Sabermetrics 101: Positional Adjustment - Lookout Landing
Good piece by Graham describing he logic behind the positional adjustments used in WAR. One small quibble: the other flawed assumption behind offense-based position adjustments is that position talent (offense+fielding) is equal across positions. It's not. 2B's and 3B's are equivalent as fielders (on average), but 3B's hit better.
Matt on DIPS | THE BOOK--Playing The Percentages In Baseball
The debate rages on DIPS statistics. Essentially, we have three more or less equally accurate (at the population level) approaches at this point. xFIP, Tango's new bbFIP, and SIERA. They all differ substantially in their construction, but there's a sense in which they all do the same thing and come to very similar estimates most of the time. The other player is tRA*, which has yet to be empirically tested, at least publicly. On top of this is a hardcore community vs. BPro social divide, which seems to be driving some hostile feelings. It's an interesting thing to watch...but the payoff is that we're seeing more advances in component-ERA estimators this past week than we've seen in the year+ since tRA was published.
Tango Introduces bbFIP | THE BOOK--Playing The Percentages In Baseball
Tom Tango, inspired by SIERA and the conversation around it, derived yet another component ERA estimator: bbFIP. Very simple little construction, but uses batted ball data instead of HR/FB data. And it works as well as SIERA or xFIP. And then, in the same thread, there's also an older stat, kwERA, which is even more simple, looking only at walks and strikeouts...and it performs just as well in terms of prediction! Amazing stuff.
Panas' sabermetric primer book | THE BOOK--Playing The Percentages In Baseball
Lee Panas published a terrific sabermetric primer. It's extremely current, with great scope, and will be an awesome resource for those interested in learning more about sabermetrics--especially player valuation statistics. I'm linking to Tango's review of it, but you can find the book on Lulu. If I do my baseball class again next year, I'll probably assign Lee's book.
The Baseball Analysts: Spring Training, PECOTA, and the Regular Season
More testing of PECOTA, this time at its team-level projections. Sky Andrecheck finds that it probably needs to be regressed a fair bit toward the mean, at least over the last two years (2008 & 2009). Whether the same will carry forward in 2010, I don't know--BPro seems to be working hard to get PECOTA back into shape in a variety of ways.
Minor league run environments | The Hardball Times
I'd like to throw out a link to a little study that I published at Hardball Times this week. It breaks down the run scoring environment across the minor leagues, and finds (not surprisingly) major differences. What I like about this piece is a) it looks at component statistics in each league and finds, for example, that not all high run environments are constructed equally. And b), that it allowed me to develop a base runs equation that works a bit better, at least for this purpose, than others I've used.
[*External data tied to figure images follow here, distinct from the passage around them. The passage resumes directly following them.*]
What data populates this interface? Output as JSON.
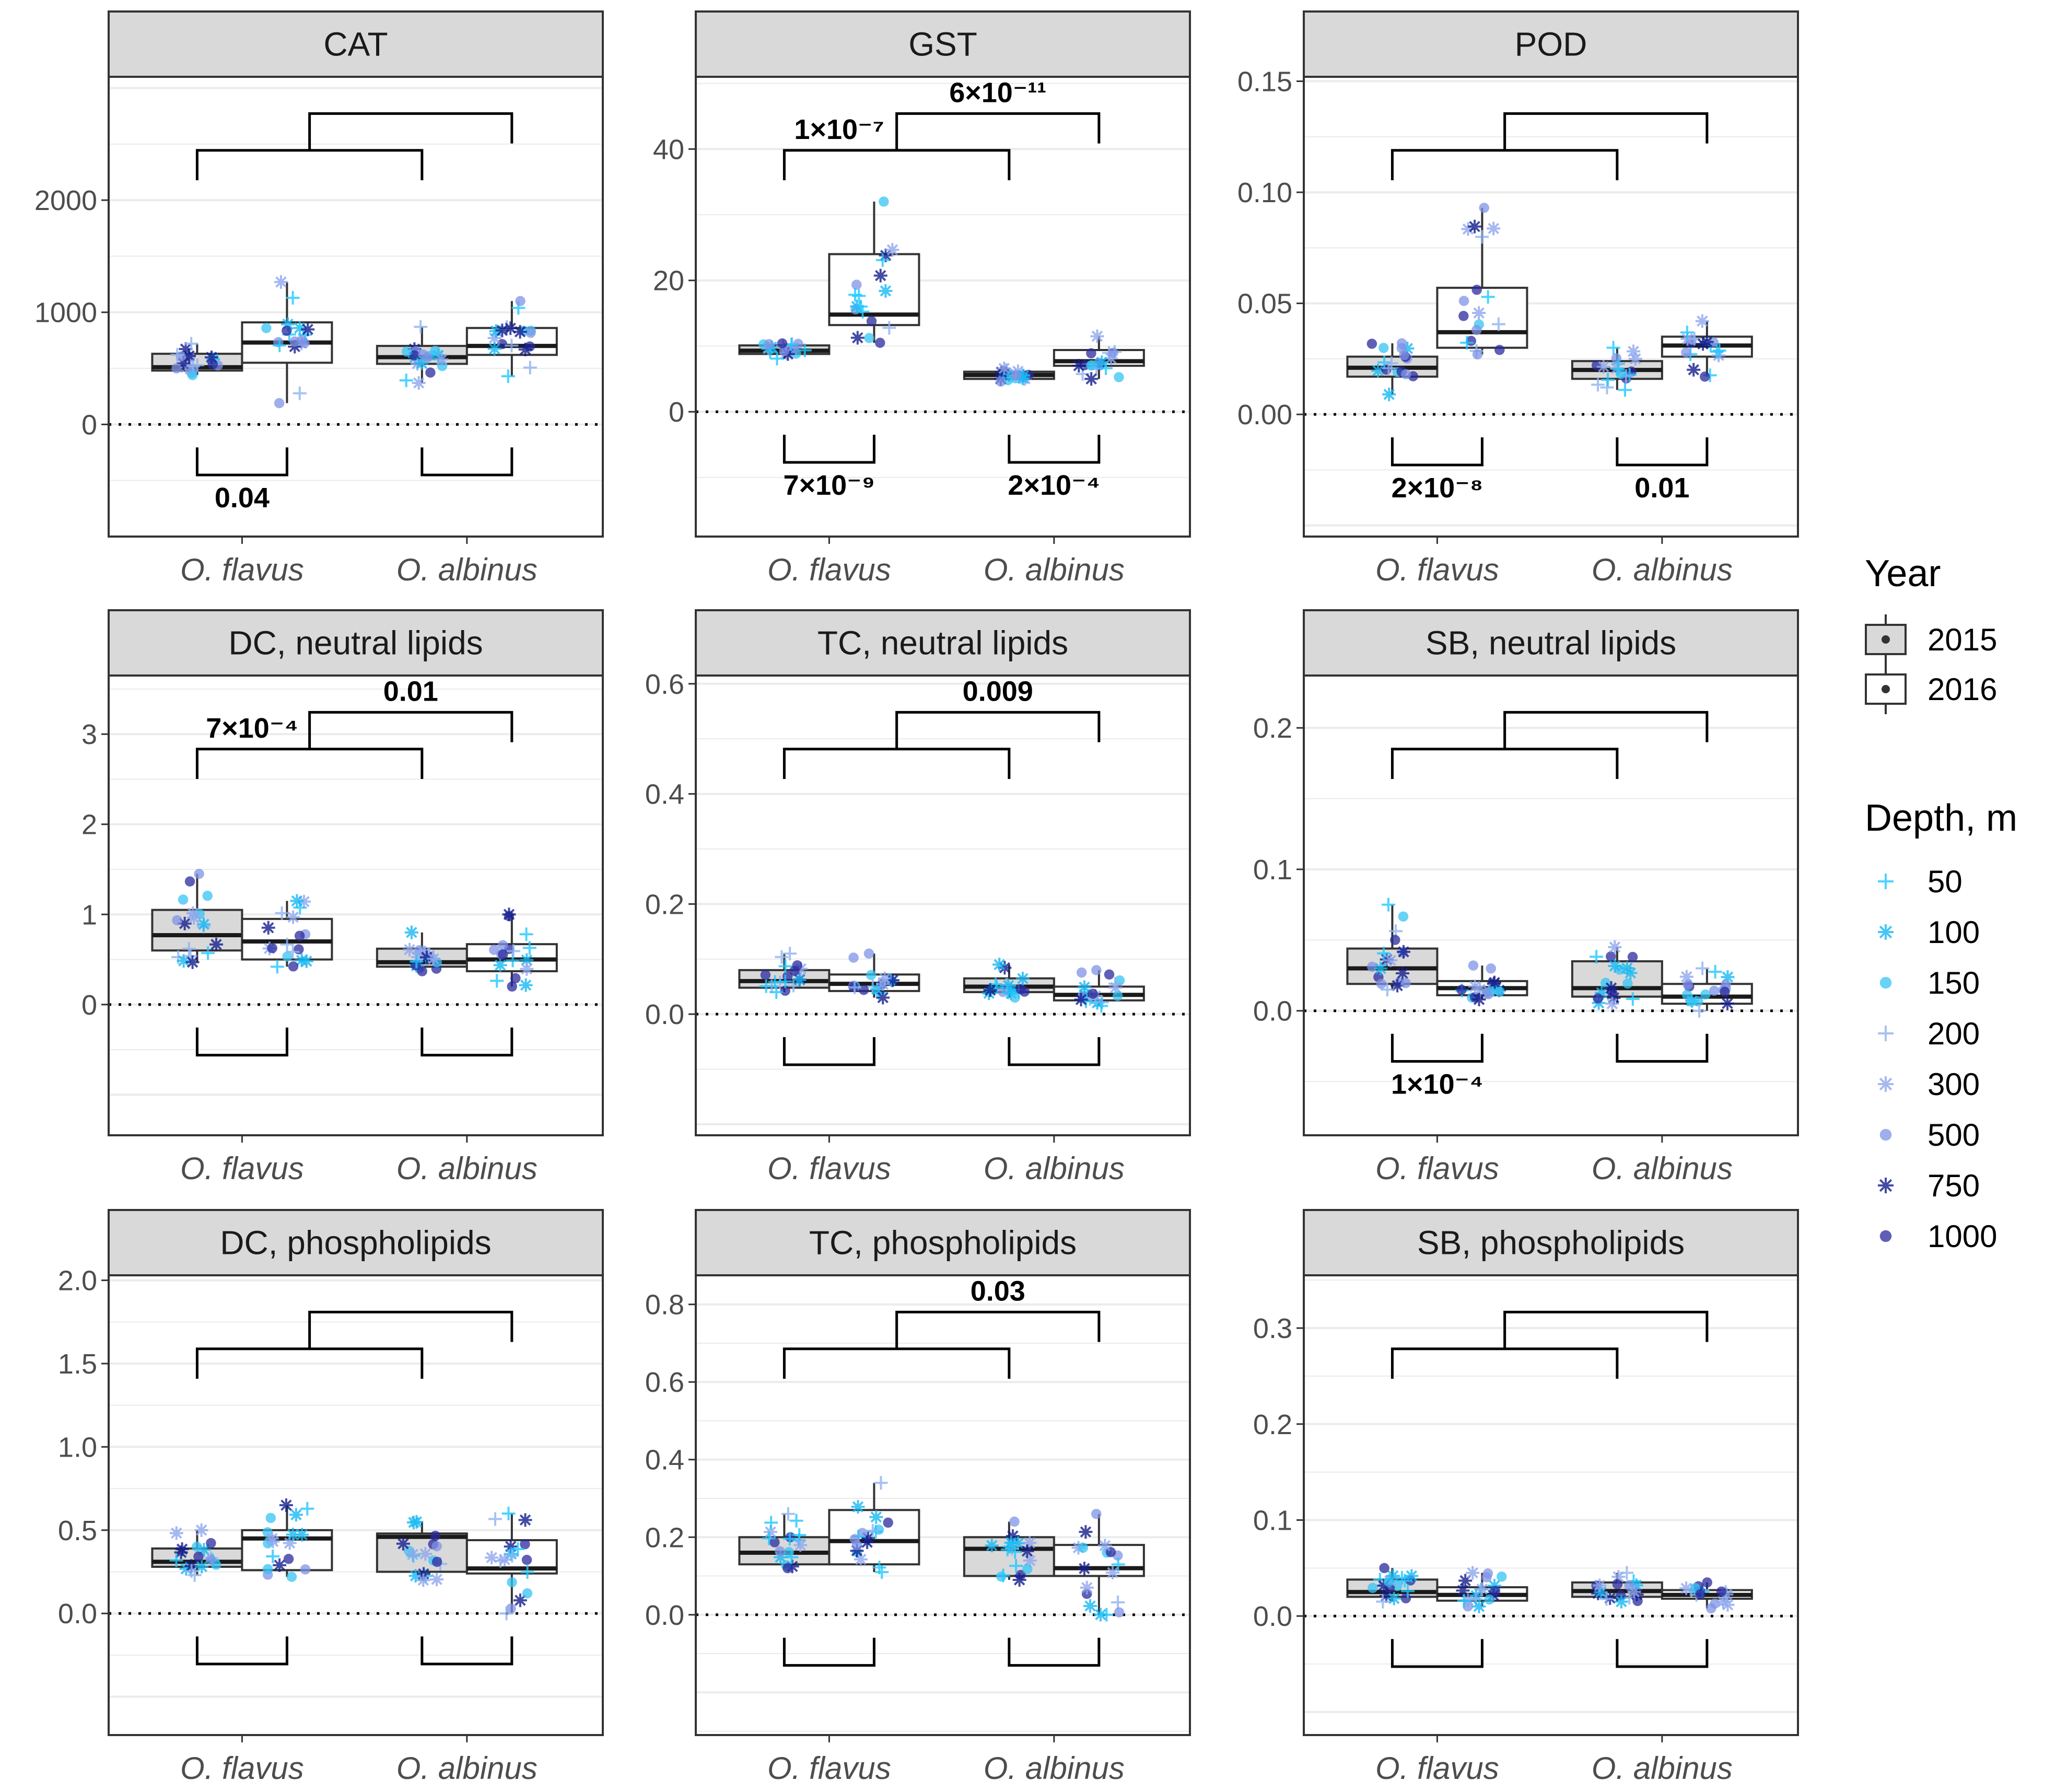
{
  "chart_data": {
    "type": "box",
    "species": [
      "O. flavus",
      "O. albinus"
    ],
    "legend_year": {
      "title": "Year",
      "items": [
        {
          "label": "2015",
          "fill": "#d9d9d9"
        },
        {
          "label": "2016",
          "fill": "#ffffff"
        }
      ]
    },
    "legend_depth": {
      "title": "Depth, m",
      "items": [
        {
          "label": "50",
          "color": "#1ec8ff",
          "shape": "plus"
        },
        {
          "label": "100",
          "color": "#16b8f2",
          "shape": "asterisk"
        },
        {
          "label": "150",
          "color": "#35c4f4",
          "shape": "circle"
        },
        {
          "label": "200",
          "color": "#8fb3f0",
          "shape": "plus"
        },
        {
          "label": "300",
          "color": "#8ea6ec",
          "shape": "asterisk"
        },
        {
          "label": "500",
          "color": "#7f93e6",
          "shape": "circle"
        },
        {
          "label": "750",
          "color": "#141e8c",
          "shape": "asterisk"
        },
        {
          "label": "1000",
          "color": "#2a2a9e",
          "shape": "circle"
        }
      ]
    },
    "panels": [
      {
        "title": "CAT",
        "ylim": [
          -1000,
          3100
        ],
        "ticks": [
          0,
          1000,
          2000
        ],
        "tick_labels": [
          "0",
          "1000",
          "2000"
        ],
        "boxes": [
          {
            "q1": 480,
            "median": 510,
            "q3": 630,
            "lo": 440,
            "hi": 720
          },
          {
            "q1": 550,
            "median": 730,
            "q3": 910,
            "lo": 190,
            "hi": 1270
          },
          {
            "q1": 540,
            "median": 600,
            "q3": 700,
            "lo": 370,
            "hi": 870
          },
          {
            "q1": 620,
            "median": 700,
            "q3": 860,
            "lo": 430,
            "hi": 1100
          }
        ],
        "upper_inner": null,
        "upper_outer": null,
        "lower_left": "0.04",
        "lower_right": null
      },
      {
        "title": "GST",
        "ylim": [
          -19,
          51
        ],
        "ticks": [
          0,
          20,
          40
        ],
        "tick_labels": [
          "0",
          "20",
          "40"
        ],
        "boxes": [
          {
            "q1": 8.8,
            "median": 9.3,
            "q3": 10.1,
            "lo": 8.1,
            "hi": 10.4
          },
          {
            "q1": 13.2,
            "median": 14.8,
            "q3": 24.0,
            "lo": 10.5,
            "hi": 32.0
          },
          {
            "q1": 5.0,
            "median": 5.6,
            "q3": 6.1,
            "lo": 4.6,
            "hi": 6.6
          },
          {
            "q1": 7.0,
            "median": 7.7,
            "q3": 9.4,
            "lo": 5.0,
            "hi": 11.5
          }
        ],
        "upper_inner": "1×10⁻⁷",
        "upper_outer": "6×10⁻¹¹",
        "lower_left": "7×10⁻⁹",
        "lower_right": "2×10⁻⁴"
      },
      {
        "title": "POD",
        "ylim": [
          -0.055,
          0.152
        ],
        "ticks": [
          0,
          0.05,
          0.1,
          0.15
        ],
        "tick_labels": [
          "0.00",
          "0.05",
          "0.10",
          "0.15"
        ],
        "boxes": [
          {
            "q1": 0.017,
            "median": 0.021,
            "q3": 0.026,
            "lo": 0.009,
            "hi": 0.032
          },
          {
            "q1": 0.03,
            "median": 0.037,
            "q3": 0.057,
            "lo": 0.027,
            "hi": 0.093
          },
          {
            "q1": 0.016,
            "median": 0.02,
            "q3": 0.024,
            "lo": 0.011,
            "hi": 0.03
          },
          {
            "q1": 0.026,
            "median": 0.031,
            "q3": 0.035,
            "lo": 0.017,
            "hi": 0.042
          }
        ],
        "upper_inner": null,
        "upper_outer": null,
        "lower_left": "2×10⁻⁸",
        "lower_right": "0.01"
      },
      {
        "title": "DC, neutral lipids",
        "ylim": [
          -1.45,
          3.65
        ],
        "ticks": [
          0,
          1,
          2,
          3
        ],
        "tick_labels": [
          "0",
          "1",
          "2",
          "3"
        ],
        "boxes": [
          {
            "q1": 0.6,
            "median": 0.77,
            "q3": 1.05,
            "lo": 0.47,
            "hi": 1.45
          },
          {
            "q1": 0.5,
            "median": 0.7,
            "q3": 0.95,
            "lo": 0.42,
            "hi": 1.15
          },
          {
            "q1": 0.42,
            "median": 0.47,
            "q3": 0.62,
            "lo": 0.37,
            "hi": 0.8
          },
          {
            "q1": 0.37,
            "median": 0.5,
            "q3": 0.67,
            "lo": 0.2,
            "hi": 1.0
          }
        ],
        "upper_inner": "7×10⁻⁴",
        "upper_outer": "0.01",
        "lower_left": null,
        "lower_right": null
      },
      {
        "title": "TC, neutral lipids",
        "ylim": [
          -0.22,
          0.615
        ],
        "ticks": [
          0,
          0.2,
          0.4,
          0.6
        ],
        "tick_labels": [
          "0.0",
          "0.2",
          "0.4",
          "0.6"
        ],
        "boxes": [
          {
            "q1": 0.048,
            "median": 0.06,
            "q3": 0.08,
            "lo": 0.04,
            "hi": 0.11
          },
          {
            "q1": 0.042,
            "median": 0.055,
            "q3": 0.072,
            "lo": 0.03,
            "hi": 0.11
          },
          {
            "q1": 0.04,
            "median": 0.05,
            "q3": 0.065,
            "lo": 0.03,
            "hi": 0.09
          },
          {
            "q1": 0.025,
            "median": 0.035,
            "q3": 0.05,
            "lo": 0.015,
            "hi": 0.08
          }
        ],
        "upper_inner": null,
        "upper_outer": "0.009",
        "lower_left": null,
        "lower_right": null
      },
      {
        "title": "SB, neutral lipids",
        "ylim": [
          -0.088,
          0.237
        ],
        "ticks": [
          0,
          0.1,
          0.2
        ],
        "tick_labels": [
          "0.0",
          "0.1",
          "0.2"
        ],
        "boxes": [
          {
            "q1": 0.019,
            "median": 0.03,
            "q3": 0.044,
            "lo": 0.015,
            "hi": 0.075
          },
          {
            "q1": 0.011,
            "median": 0.016,
            "q3": 0.021,
            "lo": 0.008,
            "hi": 0.032
          },
          {
            "q1": 0.01,
            "median": 0.016,
            "q3": 0.035,
            "lo": 0.005,
            "hi": 0.045
          },
          {
            "q1": 0.005,
            "median": 0.01,
            "q3": 0.019,
            "lo": 0.0,
            "hi": 0.03
          }
        ],
        "upper_inner": null,
        "upper_outer": null,
        "lower_left": "1×10⁻⁴",
        "lower_right": null
      },
      {
        "title": "DC, phospholipids",
        "ylim": [
          -0.73,
          2.03
        ],
        "ticks": [
          0,
          0.5,
          1.0,
          1.5,
          2.0
        ],
        "tick_labels": [
          "0.0",
          "0.5",
          "1.0",
          "1.5",
          "2.0"
        ],
        "boxes": [
          {
            "q1": 0.28,
            "median": 0.31,
            "q3": 0.39,
            "lo": 0.23,
            "hi": 0.5
          },
          {
            "q1": 0.26,
            "median": 0.45,
            "q3": 0.5,
            "lo": 0.22,
            "hi": 0.65
          },
          {
            "q1": 0.25,
            "median": 0.46,
            "q3": 0.48,
            "lo": 0.2,
            "hi": 0.55
          },
          {
            "q1": 0.24,
            "median": 0.27,
            "q3": 0.44,
            "lo": 0.0,
            "hi": 0.6
          }
        ],
        "upper_inner": null,
        "upper_outer": null,
        "lower_left": null,
        "lower_right": null
      },
      {
        "title": "TC, phospholipids",
        "ylim": [
          -0.31,
          0.875
        ],
        "ticks": [
          0,
          0.2,
          0.4,
          0.6,
          0.8
        ],
        "tick_labels": [
          "0.0",
          "0.2",
          "0.4",
          "0.6",
          "0.8"
        ],
        "boxes": [
          {
            "q1": 0.13,
            "median": 0.16,
            "q3": 0.2,
            "lo": 0.12,
            "hi": 0.26
          },
          {
            "q1": 0.13,
            "median": 0.19,
            "q3": 0.27,
            "lo": 0.11,
            "hi": 0.34
          },
          {
            "q1": 0.1,
            "median": 0.17,
            "q3": 0.2,
            "lo": 0.09,
            "hi": 0.24
          },
          {
            "q1": 0.1,
            "median": 0.12,
            "q3": 0.18,
            "lo": 0.0,
            "hi": 0.26
          }
        ],
        "upper_inner": null,
        "upper_outer": "0.03",
        "lower_left": null,
        "lower_right": null
      },
      {
        "title": "SB, phospholipids",
        "ylim": [
          -0.124,
          0.355
        ],
        "ticks": [
          0,
          0.1,
          0.2,
          0.3
        ],
        "tick_labels": [
          "0.0",
          "0.1",
          "0.2",
          "0.3"
        ],
        "boxes": [
          {
            "q1": 0.02,
            "median": 0.025,
            "q3": 0.038,
            "lo": 0.015,
            "hi": 0.05
          },
          {
            "q1": 0.016,
            "median": 0.022,
            "q3": 0.03,
            "lo": 0.01,
            "hi": 0.045
          },
          {
            "q1": 0.02,
            "median": 0.026,
            "q3": 0.035,
            "lo": 0.015,
            "hi": 0.045
          },
          {
            "q1": 0.018,
            "median": 0.022,
            "q3": 0.027,
            "lo": 0.008,
            "hi": 0.035
          }
        ],
        "upper_inner": null,
        "upper_outer": null,
        "lower_left": null,
        "lower_right": null
      }
    ]
  }
}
Minor issues in the air | The Hardball Times
Neat study by Harry showing massive stringer bias in some individual minor league parks, especially Huntsville, where they just stopped using LD!
Quantifying Carroll (Steamer Projections)
Jared Cross takes a look at Will Carroll's team health reports. He finds that, at least for players with the "red light," we'd be right to expect players to appear on the DL 10-20 more days than "green light" players. Yellow light results are mixed. To me, this is a pretty favorable result for Carroll's work, as injuries are not easy things to forecast.
John looks at how differences in fastball velocity affect the degree to which CHONE (and, apparently also, PECOTA) misses high or low on pitchers, and finds a real effect--at least for soft tossers. The inclusion of more and more batted ball/velocity/pitchf/x data into projections is the way forward, as John shows here.
After a long period of development, Brian Cartwright's Oliver projection system finally makes its debut. It's a quality system and with a few tweaks should be competitive with the other heavyweights: CHONE, ZiPS, Marcels, etc. (and yes, by including Marcels, I'm saying that the most basic system is one of the best--its solid showing in every year's projection roundup can't be denied).